O tom que usou era firme, mas havia uma sombra de hesitação, como se ela escolhesse as palavras com cuidado. Não insisti. Não porque não quisesse, mas porque o olhar de Dona Clara, agora fixo em mim, parecia dizer: “Cuidado, menino, não estica senão arrebenta!”

Voltei para casa com a testa quente, a cabeça em ebulição, cada palavra de Emilinha piorando o mistério que já me assombrava fazia tempo. “Primo!”, disse ela. Mas primo não abraça com tanto calor, não tantas vezes, nem sussurra no ouvido durante um forró, e o pior, não faz uma moça rir com os olhos do jeito que ela já não ria mais para mim. Ou fazia?

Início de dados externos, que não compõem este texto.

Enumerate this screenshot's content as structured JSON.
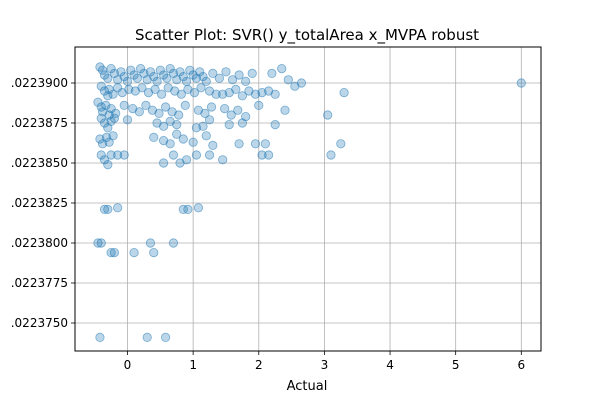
{
  "chart_data": {
    "type": "scatter",
    "title": "Scatter Plot: SVR() y_totalArea x_MVPA robust",
    "xlabel": "Actual",
    "ylabel": "",
    "xlim": [
      -0.8,
      6.3
    ],
    "ylim": [
      1.02237325,
      1.02239225
    ],
    "grid": true,
    "x_ticks": [
      0,
      1,
      2,
      3,
      4,
      5,
      6
    ],
    "x_tick_labels": [
      "0",
      "1",
      "2",
      "3",
      "4",
      "5",
      "6"
    ],
    "y_ticks": [
      1.022375,
      1.0223775,
      1.02238,
      1.0223825,
      1.022385,
      1.0223875,
      1.02239
    ],
    "y_tick_labels": [
      ".0223750",
      ".0223775",
      ".0223800",
      ".0223825",
      ".0223850",
      ".0223875",
      ".0223900"
    ],
    "marker_color": "#1f77b4",
    "marker_alpha": 0.3,
    "points": [
      [
        -0.42,
        1.022391
      ],
      [
        -0.38,
        1.0223908
      ],
      [
        -0.35,
        1.0223905
      ],
      [
        -0.3,
        1.0223903
      ],
      [
        -0.25,
        1.0223909
      ],
      [
        -0.2,
        1.0223906
      ],
      [
        -0.15,
        1.0223902
      ],
      [
        -0.1,
        1.0223907
      ],
      [
        -0.05,
        1.0223904
      ],
      [
        0.0,
        1.0223901
      ],
      [
        0.05,
        1.0223908
      ],
      [
        0.1,
        1.0223905
      ],
      [
        0.15,
        1.0223903
      ],
      [
        0.2,
        1.0223909
      ],
      [
        0.25,
        1.0223906
      ],
      [
        0.3,
        1.0223902
      ],
      [
        0.35,
        1.0223907
      ],
      [
        0.4,
        1.0223904
      ],
      [
        0.45,
        1.0223901
      ],
      [
        0.5,
        1.0223908
      ],
      [
        0.55,
        1.0223905
      ],
      [
        0.6,
        1.0223903
      ],
      [
        0.65,
        1.0223909
      ],
      [
        0.7,
        1.0223906
      ],
      [
        0.75,
        1.0223902
      ],
      [
        0.8,
        1.0223907
      ],
      [
        0.85,
        1.0223904
      ],
      [
        0.9,
        1.0223901
      ],
      [
        0.95,
        1.0223908
      ],
      [
        1.0,
        1.0223905
      ],
      [
        1.05,
        1.0223903
      ],
      [
        1.1,
        1.0223907
      ],
      [
        1.15,
        1.0223904
      ],
      [
        1.2,
        1.0223901
      ],
      [
        1.3,
        1.0223906
      ],
      [
        1.4,
        1.0223903
      ],
      [
        1.5,
        1.0223907
      ],
      [
        1.6,
        1.0223902
      ],
      [
        1.7,
        1.0223905
      ],
      [
        1.8,
        1.0223901
      ],
      [
        1.9,
        1.0223906
      ],
      [
        2.2,
        1.0223906
      ],
      [
        2.35,
        1.0223909
      ],
      [
        2.45,
        1.0223902
      ],
      [
        2.55,
        1.0223898
      ],
      [
        2.65,
        1.02239
      ],
      [
        6.0,
        1.02239
      ],
      [
        3.3,
        1.0223894
      ],
      [
        3.05,
        1.022388
      ],
      [
        2.4,
        1.0223883
      ],
      [
        -0.4,
        1.0223898
      ],
      [
        -0.35,
        1.0223895
      ],
      [
        -0.3,
        1.0223892
      ],
      [
        -0.28,
        1.0223896
      ],
      [
        -0.22,
        1.0223893
      ],
      [
        -0.15,
        1.0223897
      ],
      [
        -0.08,
        1.0223894
      ],
      [
        0.02,
        1.0223896
      ],
      [
        0.12,
        1.0223895
      ],
      [
        0.22,
        1.0223897
      ],
      [
        0.32,
        1.0223894
      ],
      [
        0.42,
        1.0223896
      ],
      [
        0.52,
        1.0223893
      ],
      [
        0.62,
        1.0223897
      ],
      [
        0.72,
        1.0223895
      ],
      [
        0.82,
        1.0223893
      ],
      [
        0.92,
        1.0223896
      ],
      [
        1.02,
        1.0223894
      ],
      [
        1.12,
        1.0223897
      ],
      [
        1.25,
        1.0223895
      ],
      [
        1.35,
        1.0223893
      ],
      [
        1.45,
        1.0223893
      ],
      [
        1.55,
        1.0223894
      ],
      [
        1.65,
        1.0223896
      ],
      [
        1.75,
        1.0223892
      ],
      [
        1.85,
        1.0223895
      ],
      [
        1.95,
        1.0223893
      ],
      [
        2.05,
        1.0223894
      ],
      [
        2.15,
        1.0223895
      ],
      [
        2.25,
        1.0223893
      ],
      [
        -0.45,
        1.0223888
      ],
      [
        -0.4,
        1.0223885
      ],
      [
        -0.38,
        1.0223882
      ],
      [
        -0.33,
        1.0223886
      ],
      [
        -0.28,
        1.022388
      ],
      [
        -0.25,
        1.0223884
      ],
      [
        -0.18,
        1.0223881
      ],
      [
        -0.05,
        1.0223886
      ],
      [
        0.08,
        1.0223884
      ],
      [
        0.18,
        1.0223882
      ],
      [
        0.28,
        1.0223886
      ],
      [
        0.38,
        1.0223883
      ],
      [
        0.48,
        1.0223881
      ],
      [
        0.58,
        1.0223885
      ],
      [
        0.68,
        1.0223882
      ],
      [
        0.78,
        1.022388
      ],
      [
        0.88,
        1.0223886
      ],
      [
        1.08,
        1.0223883
      ],
      [
        1.18,
        1.0223881
      ],
      [
        1.28,
        1.0223885
      ],
      [
        1.48,
        1.0223884
      ],
      [
        1.58,
        1.022388
      ],
      [
        1.68,
        1.0223883
      ],
      [
        1.8,
        1.0223879
      ],
      [
        2.0,
        1.0223886
      ],
      [
        2.25,
        1.0223874
      ],
      [
        -0.4,
        1.0223878
      ],
      [
        -0.35,
        1.0223875
      ],
      [
        -0.3,
        1.0223872
      ],
      [
        -0.25,
        1.0223876
      ],
      [
        -0.2,
        1.0223878
      ],
      [
        0.0,
        1.0223877
      ],
      [
        0.45,
        1.0223875
      ],
      [
        0.55,
        1.0223873
      ],
      [
        0.65,
        1.0223876
      ],
      [
        0.75,
        1.0223874
      ],
      [
        1.05,
        1.0223872
      ],
      [
        1.15,
        1.0223873
      ],
      [
        1.25,
        1.0223877
      ],
      [
        1.55,
        1.0223874
      ],
      [
        1.75,
        1.0223875
      ],
      [
        -0.42,
        1.0223865
      ],
      [
        -0.38,
        1.0223862
      ],
      [
        -0.32,
        1.0223866
      ],
      [
        -0.28,
        1.0223863
      ],
      [
        -0.22,
        1.0223867
      ],
      [
        0.4,
        1.0223866
      ],
      [
        0.55,
        1.0223864
      ],
      [
        0.65,
        1.0223862
      ],
      [
        0.75,
        1.0223868
      ],
      [
        0.85,
        1.0223865
      ],
      [
        1.0,
        1.0223863
      ],
      [
        1.2,
        1.0223867
      ],
      [
        1.3,
        1.0223861
      ],
      [
        1.7,
        1.0223862
      ],
      [
        1.95,
        1.0223862
      ],
      [
        2.1,
        1.0223862
      ],
      [
        3.25,
        1.0223862
      ],
      [
        -0.4,
        1.0223855
      ],
      [
        -0.35,
        1.0223852
      ],
      [
        -0.3,
        1.0223849
      ],
      [
        -0.25,
        1.0223855
      ],
      [
        -0.15,
        1.0223855
      ],
      [
        -0.05,
        1.0223855
      ],
      [
        0.55,
        1.022385
      ],
      [
        0.7,
        1.0223855
      ],
      [
        0.8,
        1.022385
      ],
      [
        0.9,
        1.0223852
      ],
      [
        1.05,
        1.0223855
      ],
      [
        1.25,
        1.0223855
      ],
      [
        1.45,
        1.0223852
      ],
      [
        2.05,
        1.0223855
      ],
      [
        2.15,
        1.0223855
      ],
      [
        3.1,
        1.0223855
      ],
      [
        -0.35,
        1.0223821
      ],
      [
        -0.3,
        1.0223821
      ],
      [
        -0.15,
        1.0223822
      ],
      [
        0.85,
        1.0223821
      ],
      [
        0.92,
        1.0223821
      ],
      [
        1.08,
        1.0223822
      ],
      [
        -0.45,
        1.02238
      ],
      [
        -0.4,
        1.02238
      ],
      [
        0.35,
        1.02238
      ],
      [
        0.7,
        1.02238
      ],
      [
        -0.25,
        1.0223794
      ],
      [
        -0.2,
        1.0223794
      ],
      [
        0.1,
        1.0223794
      ],
      [
        0.4,
        1.0223794
      ],
      [
        -0.42,
        1.0223741
      ],
      [
        0.3,
        1.0223741
      ],
      [
        0.58,
        1.0223741
      ]
    ]
  }
}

Passados uns dias, chegou a noite principal da festa de Nossa Senhora do Carmo, e com ela, o maldi... digo, o tal do “Léozinho”. Eu sabia que ele já tinha chegado há dois dias, mas sabia que ele e Emilinha pouco falaram, ela porque estava ocupada nos preparativos, eu porque a “ajudei” a todo dia e hora, e ele porque não vi a fuça do tal. Mas nessa noite, ele apareceu, na praça, com mais dois amigos, ambos com o mesmo ar de cidade grande: camisas bem passadas, cabelos penteados com gel, risadas altas que ecoavam sobre o som do acordeão. As meninas da região se derretiam por eles e não sei porquê, nunca vi nada demais no tal Léo e também não via nos seus amigos.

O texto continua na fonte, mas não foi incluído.